Tüm ahlak anlayışlarının temel doğruları arasında "TUTARLILIK "ilk sırada yer alır. Tutarlı görünmeyen her düşünce ve davranış yanlıştır. Bunu sergilemek de güvensizlik
İnançsızlık doğurur tüm insanlar için. Her alanda olduğu gibi siyaset alanında olması gereken doğrulardan biridir.
Her siyasi yaklaşımın yandaşları vardır ve de yandaş olmayanları, karşıtları bulunur. Yandaşlar için siyasetin söyledikleri eleştirilemez ama karşıtlar için ence eleştirel bakış yer alır, dolayısıyla siyasetçi söylemlerinde ve eylemlerinde tutarsızlık örneklerinden kaçınmak zorundadır inandırıcı olması buna bağlıdır..
Bir tarihte NATO'nun Libya'da ne işi var denildi.. NATO'ya karşı olan anlayışlar bunu alkışla karşıladı. Ancak bu sözün kullanılmasından bir iki gün sonra aynı NATO'ya gereken tüm destek veriliyordu. O zaman bu söylenenin doğruluğuna nasıl inanılacaktı?
Sonra benzer bir tutarsızlık tutuklu bulunan bir papazın salıverilmesiyle ilgili sergileniyordu, Hata "ben ölmeden o papazın salıverilmesi mümkün değildir "türünden bir söylenti. geliştirildi. Kimsenin ölümü beklenmeden bir da görüldü ki o papaz serbest bırakılıyordu.
En son örnek de İSVEÇ'in NATO üyeliği ile ilgili yaşandı. Bir süredir söylenenleri hepimiz hatırlıyoruz. Âmâ nedense onlar unutulmuş ve İsveç'in katılım protokolünün imzalanması için ilgili dosya meclise gönderilmiş. Üstelik Türkiye bunu başka kaynaklardan öğrenmek durumunda kalmışmış. Bir parti lideri de bu durumu şöyle özetliyordu: Esip gürlediler ama imzayı çaktılar.
Gerçekten burada da bir tutarsızlık örneği sergileniyordu. O zaman nasıl inandırıcı olacaktık?

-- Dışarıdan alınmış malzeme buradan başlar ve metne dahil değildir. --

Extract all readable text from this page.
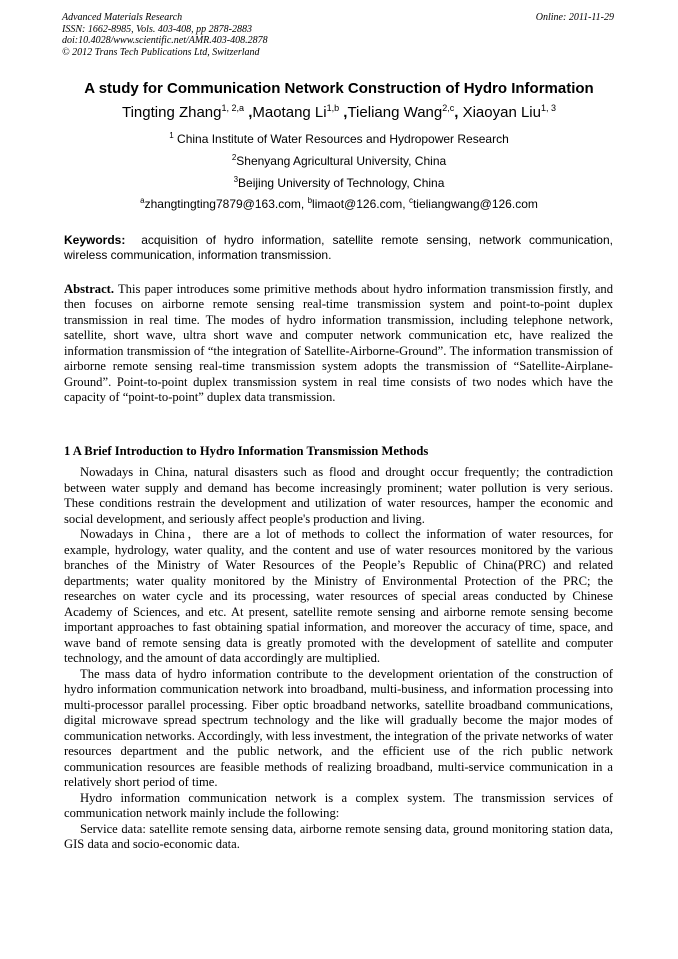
Advanced Materials Research
ISSN: 1662-8985, Vols. 403-408, pp 2878-2883
doi:10.4028/www.scientific.net/AMR.403-408.2878
© 2012 Trans Tech Publications Ltd, Switzerland
Online: 2011-11-29
A study for Communication Network Construction of Hydro Information
Tingting Zhang$^{1, 2,a}$ ,Maotang Li$^{1,b}$ ,Tieliang Wang$^{2,c}$, Xiaoyan Liu$^{1, 3}$
$^1$ China Institute of Water Resources and Hydropower Research
$^2$Shenyang Agricultural University, China
$^3$Beijing University of Technology, China
$^a$zhangtingting7879@163.com, $^b$limaot@126.com, $^c$tieliangwang@126.com
Keywords: acquisition of hydro information, satellite remote sensing, network communication, wireless communication, information transmission.
Abstract. This paper introduces some primitive methods about hydro information transmission firstly, and then focuses on airborne remote sensing real-time transmission system and point-to-point duplex transmission in real time. The modes of hydro information transmission, including telephone network, satellite, short wave, ultra short wave and computer network communication etc, have realized the information transmission of “the integration of Satellite-Airborne-Ground”. The information transmission of airborne remote sensing real-time transmission system adopts the transmission of “Satellite-Airplane-Ground”. Point-to-point duplex transmission system in real time consists of two nodes which have the capacity of “point-to-point” duplex data transmission.
1 A Brief Introduction to Hydro Information Transmission Methods

Nowadays in China, natural disasters such as flood and drought occur frequently; the contradiction between water supply and demand has become increasingly prominent; water pollution is very serious. These conditions restrain the development and utilization of water resources, hamper the economic and social development, and seriously affect people's production and living.

Nowadays in China，there are a lot of methods to collect the information of water resources, for example, hydrology, water quality, and the content and use of water resources monitored by the various branches of the Ministry of Water Resources of the People’s Republic of China(PRC) and related departments; water quality monitored by the Ministry of Environmental Protection of the PRC; the researches on water cycle and its processing, water resources of special areas conducted by Chinese Academy of Sciences, and etc. At present, satellite remote sensing and airborne remote sensing become important approaches to fast obtaining spatial information, and moreover the accuracy of time, space, and wave band of remote sensing data is greatly promoted with the development of satellite and computer technology, and the amount of data accordingly are multiplied.

The mass data of hydro information contribute to the development orientation of the construction of hydro information communication network into broadband, multi-business, and information processing into multi-processor parallel processing. Fiber optic broadband networks, satellite broadband communications, digital microwave spread spectrum technology and the like will gradually become the major modes of communication networks. Accordingly, with less investment, the integration of the private networks of water resources department and the public network, and the efficient use of the rich public network communication resources are feasible methods of realizing broadband, multi-service communication in a relatively short period of time.

Hydro information communication network is a complex system. The transmission services of communication network mainly include the following:

Service data: satellite remote sensing data, airborne remote sensing data, ground monitoring station data, GIS data and socio-economic data.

Geçmişte bir tutarsızlık örneğini de Irak'ın işgalinde gördük. Dönemin önemli kişi sık sık Irak'ın toprak batan lagüne saygı" söylemini kullanıyordu. Hangi toprak bütünlüğüydü bu biliyor musunuz? Irak Kuzeyden ve güneyden iki büyük parçaya ayrılmıştı. Bu parçalarda Saddam'ın denetimi elinden alınıyordu. ABD uçakları rahatça gezebiliyordu ama Irak bunlara bir şey yapamıyordu. İşte bu durumda birileri söylemişti bunu "Irak'ın toprak bütünlüğüne saygı" diyerek,
O zamandan beri ne zaman bu sözü duysak anlıyoruz ki orası emperyalizmin parçalaması için plana alınmış demektir bu..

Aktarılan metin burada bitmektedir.